Retired Nov. 1, 1963. Died Feb. 23, 1987.
Major General Edward G. Lansdale was born in Detroit, Mich., in 1908, the second of the four sons of Sarah Frances Philips of California and Henry Lansdale of Virginia. After schooling in Michigan, New York and California, he attended the University of California at Los Angeles where he earned his way largely by writing for newspapers and magazines. He soon found his way into the better paying field of advertising in Los Angeles and San Francisco.
In World War II, he served with the Office of Strategic Services and later was commissioned as a lieutenant in the U.S. Army in 1943, serving in various military intelligence assignments throughout the war. After several wartime promotions, he was transferred to Headquarters Air Forces Western Pacific as a major in 1945, where he became chief of the Intelligence Division. He extended his tour to remain in the Philippines at AFWESPAC, and later PHILRYCOM, until 1948. During this period, he helped the Philippine Army rebuild its intelligence services, was responsible for the disposition of unresolved cases of large numbers of prisoners of war involving many nationalities, conducted numerous studies to assist the U.S. and Philippines Governments in learning the effects of World War II on the Philippines, and later served as public information officer for PHILRYCOM.

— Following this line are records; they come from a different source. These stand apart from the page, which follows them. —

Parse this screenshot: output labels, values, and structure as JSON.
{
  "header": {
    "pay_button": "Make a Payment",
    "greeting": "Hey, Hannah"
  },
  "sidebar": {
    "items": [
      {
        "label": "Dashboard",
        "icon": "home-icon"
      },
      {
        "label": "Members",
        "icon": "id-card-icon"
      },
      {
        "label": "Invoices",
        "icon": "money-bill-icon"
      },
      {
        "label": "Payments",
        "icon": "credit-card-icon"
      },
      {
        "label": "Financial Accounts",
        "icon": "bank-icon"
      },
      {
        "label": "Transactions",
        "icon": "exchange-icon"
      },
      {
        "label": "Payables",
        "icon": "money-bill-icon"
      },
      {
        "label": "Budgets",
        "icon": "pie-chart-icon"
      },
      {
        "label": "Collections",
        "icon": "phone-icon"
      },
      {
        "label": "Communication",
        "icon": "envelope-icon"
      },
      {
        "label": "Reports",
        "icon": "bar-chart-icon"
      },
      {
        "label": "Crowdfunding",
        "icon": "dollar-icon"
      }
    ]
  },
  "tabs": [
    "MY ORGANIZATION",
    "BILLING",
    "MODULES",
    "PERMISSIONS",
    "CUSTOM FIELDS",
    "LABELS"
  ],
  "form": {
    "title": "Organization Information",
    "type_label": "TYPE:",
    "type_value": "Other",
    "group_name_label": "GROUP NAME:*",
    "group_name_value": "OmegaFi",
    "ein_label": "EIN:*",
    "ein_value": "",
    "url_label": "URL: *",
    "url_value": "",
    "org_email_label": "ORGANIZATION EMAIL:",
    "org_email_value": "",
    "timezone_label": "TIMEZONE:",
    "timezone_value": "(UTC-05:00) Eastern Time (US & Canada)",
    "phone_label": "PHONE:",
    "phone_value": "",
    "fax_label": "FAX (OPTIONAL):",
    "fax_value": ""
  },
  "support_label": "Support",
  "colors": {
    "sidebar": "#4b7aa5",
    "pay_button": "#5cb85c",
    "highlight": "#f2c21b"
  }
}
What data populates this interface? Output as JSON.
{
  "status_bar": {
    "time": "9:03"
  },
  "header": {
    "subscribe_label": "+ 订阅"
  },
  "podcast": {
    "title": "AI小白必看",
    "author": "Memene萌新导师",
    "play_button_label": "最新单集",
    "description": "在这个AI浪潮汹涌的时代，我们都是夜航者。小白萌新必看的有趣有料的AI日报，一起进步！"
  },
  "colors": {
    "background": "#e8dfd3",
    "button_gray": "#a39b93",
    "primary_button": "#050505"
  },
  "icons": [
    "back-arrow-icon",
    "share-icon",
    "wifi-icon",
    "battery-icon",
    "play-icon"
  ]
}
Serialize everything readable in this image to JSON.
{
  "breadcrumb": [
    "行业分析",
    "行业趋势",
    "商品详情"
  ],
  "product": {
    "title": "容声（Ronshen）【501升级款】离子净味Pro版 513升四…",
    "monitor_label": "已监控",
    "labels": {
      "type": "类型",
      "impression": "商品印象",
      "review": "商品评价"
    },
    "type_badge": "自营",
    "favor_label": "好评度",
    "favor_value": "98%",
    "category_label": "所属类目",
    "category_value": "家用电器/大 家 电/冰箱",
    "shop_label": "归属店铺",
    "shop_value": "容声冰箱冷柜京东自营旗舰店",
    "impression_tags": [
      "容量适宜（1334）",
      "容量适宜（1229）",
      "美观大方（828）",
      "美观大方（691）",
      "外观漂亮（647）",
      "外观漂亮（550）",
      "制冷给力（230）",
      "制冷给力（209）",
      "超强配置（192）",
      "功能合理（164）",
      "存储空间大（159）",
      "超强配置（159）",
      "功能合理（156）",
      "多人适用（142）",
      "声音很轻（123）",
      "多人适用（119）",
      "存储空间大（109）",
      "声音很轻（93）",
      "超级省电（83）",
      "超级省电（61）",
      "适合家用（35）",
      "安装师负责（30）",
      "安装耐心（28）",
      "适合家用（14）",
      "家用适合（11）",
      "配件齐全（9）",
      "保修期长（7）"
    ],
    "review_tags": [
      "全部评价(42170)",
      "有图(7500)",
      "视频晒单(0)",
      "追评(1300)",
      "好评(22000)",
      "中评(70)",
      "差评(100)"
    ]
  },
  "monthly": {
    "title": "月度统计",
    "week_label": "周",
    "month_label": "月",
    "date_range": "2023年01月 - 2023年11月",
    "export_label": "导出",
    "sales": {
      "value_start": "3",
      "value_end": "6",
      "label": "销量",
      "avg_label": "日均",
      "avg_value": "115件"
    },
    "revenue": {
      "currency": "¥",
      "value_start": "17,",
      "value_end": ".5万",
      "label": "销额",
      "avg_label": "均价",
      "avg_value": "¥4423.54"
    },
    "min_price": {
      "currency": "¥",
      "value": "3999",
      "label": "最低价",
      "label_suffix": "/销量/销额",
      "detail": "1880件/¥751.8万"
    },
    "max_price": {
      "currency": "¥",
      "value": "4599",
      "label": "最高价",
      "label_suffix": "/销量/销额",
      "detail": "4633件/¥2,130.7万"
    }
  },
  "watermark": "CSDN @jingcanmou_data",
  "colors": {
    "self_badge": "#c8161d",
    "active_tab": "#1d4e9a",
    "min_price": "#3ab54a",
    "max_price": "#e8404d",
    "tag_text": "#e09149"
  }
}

He was commissioned a captain in the regular U.S. Air Force in 1947, with the temporary rank of major. After leaving the Philippines in 1948, he served as an instructor at the Strategic Intelligence School, Lowry Air Force Base, Colo., where he received a temporary promotion to lieutenant colonel in 1949. In 1950, at the personal request of President Elpidio Quirino, he was transferred to Joint United States Military Assistance Group, Philippines, to advise the intelligence services of the Armed Forces of the Philippines which were then meeting a serious threat to national security by the Communist Huks. Ramon Magsaysay had just been appointed secretary of national defense and Lansdale was made liaison officer to Secretary Magsaysay for JUSMAG. The two became intimate friends, frequently visiting the combat areas together. Lansdale helped the Philippine Armed Forces develop psychological operations, civic actions, and the rehabilitation of Huk prisoners in projects such as EDCOR. He was given a temporary promotion to colonel in 1951.
In 1953 he was a member of General J.W. "Iron Mike" O'Daniell's mission to the French forces in Indo-China, acting as an advisor on special counter-guerrilla operations. After return to further duties in the Philippines, he was later transferred in 1954 to Saigon, where he served with MAAG-Vietnam until the end of 1956. During this period, he helped advise the Vietnamese Armed Forces and the Vietnamese Government on many internal security problems, including the pacification campaigns of 1954-55, as well as psychological operations, intelligence the integration of sect armies, civic action, and the refugee program. He as privileged to have the close friendship of President Ngo Dinh Diem and many other Vietnamese leaders.
In 1957 after brief staff duty with Headquarters, U.S. Air Force, he was transferred in June 1957 to the Office of the Secretary of Defense, with duties as deputy assistant to the secretary of defense for special operations. In 1959, he served on the staff of the President's Committee on Military Assistance (the Draper Committee). He was given a temporary promotion to brigadier general in April 1960. On Feb. 24, 1961, he was appointed assistant to the secretary of defense, where his primary duties involve attention to special operations of an extremely sensitive nature.
Among his decorations are the Distinguished Service Medal awarded by the Air Force for his work in Indo-China during the period 1954 to 1956, the National Security Medal awarded by the National Security Council for his service in the Philippines during the period 1950 to 1953, the Philippine's Legion of Honor, and the Philippine's Medal of Military Merit.
General Lansdale was an early proponent of stronger U.S. actions in the cold war, as expressed in a number of speeches and articles on counter-insurgency, psychological operations, and civic action, which have received wide attention in the U.S. Government.